5. Visibility – You can’t protect something you don’t know exists. Many organizations, large and small, have poor real-time visibility into their systems, applications, and users. Processes and tools that give you this visibility allow you to plan and react more effectively when a breach occurs.
6. Data Protection – Are you confident in your organization’s backup and recovery capabilities? Ransomware has proven that backups are a security control that must be properly maintained.
7. Privileged Access – Nearly every breach leverages privileged access at some point. The recent PCI DSS v3.2 update and a 2016 FBI cybersecurity update identify this as a top consideration to protect your organization.
8. Use a Realistic Approach to Detective Controls – Breach activity has shifted the focus to detective controls that help monitor and identify breach activity so you can respond and eradicate more quickly. These controls can provide tremendous value, but ensure your organization follows a realistic approach based on your resources and processes. Overwhelming information and a lack of procedures to process the data can make these tools ineffective, which happened with the Target breach. Build and test the operational processes around these tools to ensure they provide true detection and response benefits; consider outsourcing security monitoring functions where you do not have coverage for specific times, such as afterhours.

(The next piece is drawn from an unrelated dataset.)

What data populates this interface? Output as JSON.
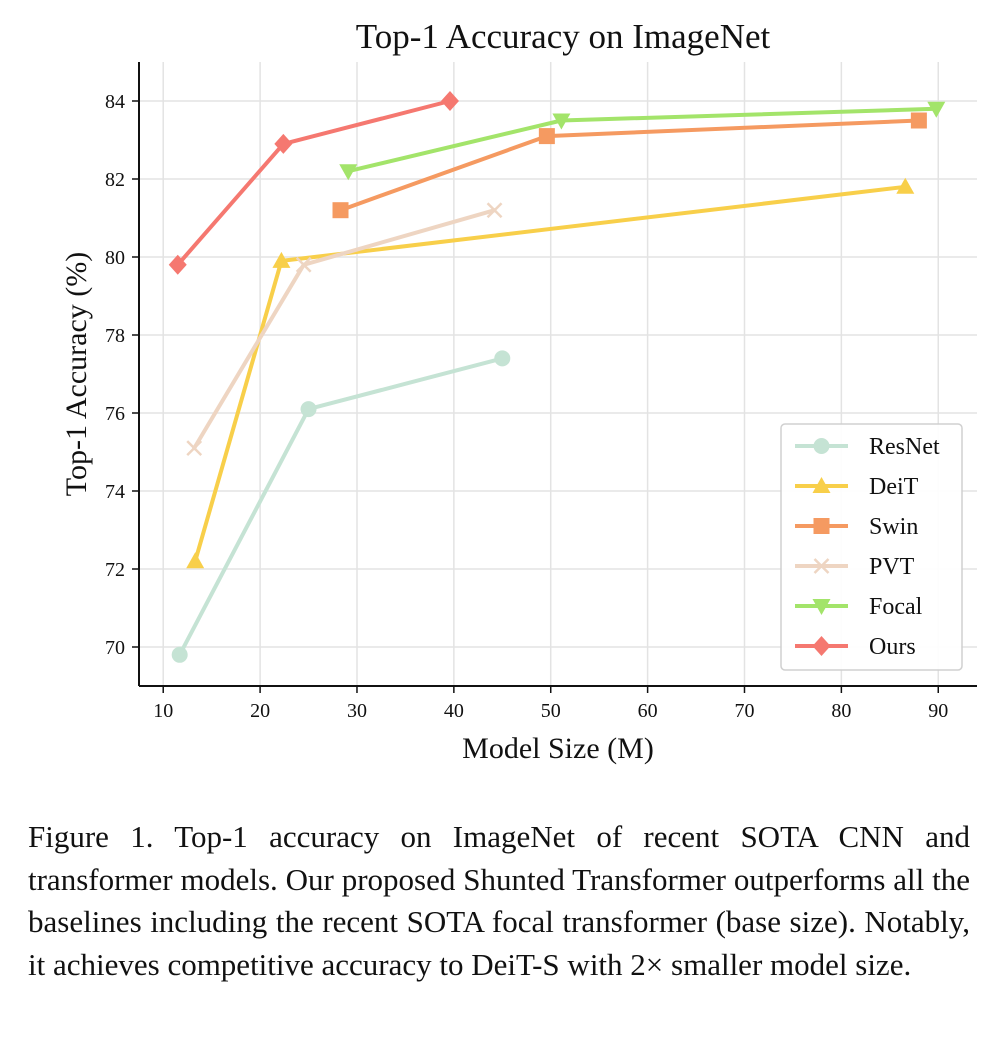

9. Regular Control Testing and Validation – As with any other type of maintenance, test your processes and controls periodically to identify gaps and verify effectiveness. Every environment is in a constant state of change, and this verification process enables necessary adjustments and proper focus.
10. Include the Business – Leadership needs to understand the current state of your breach strategy, the current state of preparedness, and how a breach can directly impact the business. Does the business truly understand the financial impact to the organization? How would a breach impact customer or partner contracts and compliance requirements, including any associated financial impacts? These are conversations you want to have before a breach occurs.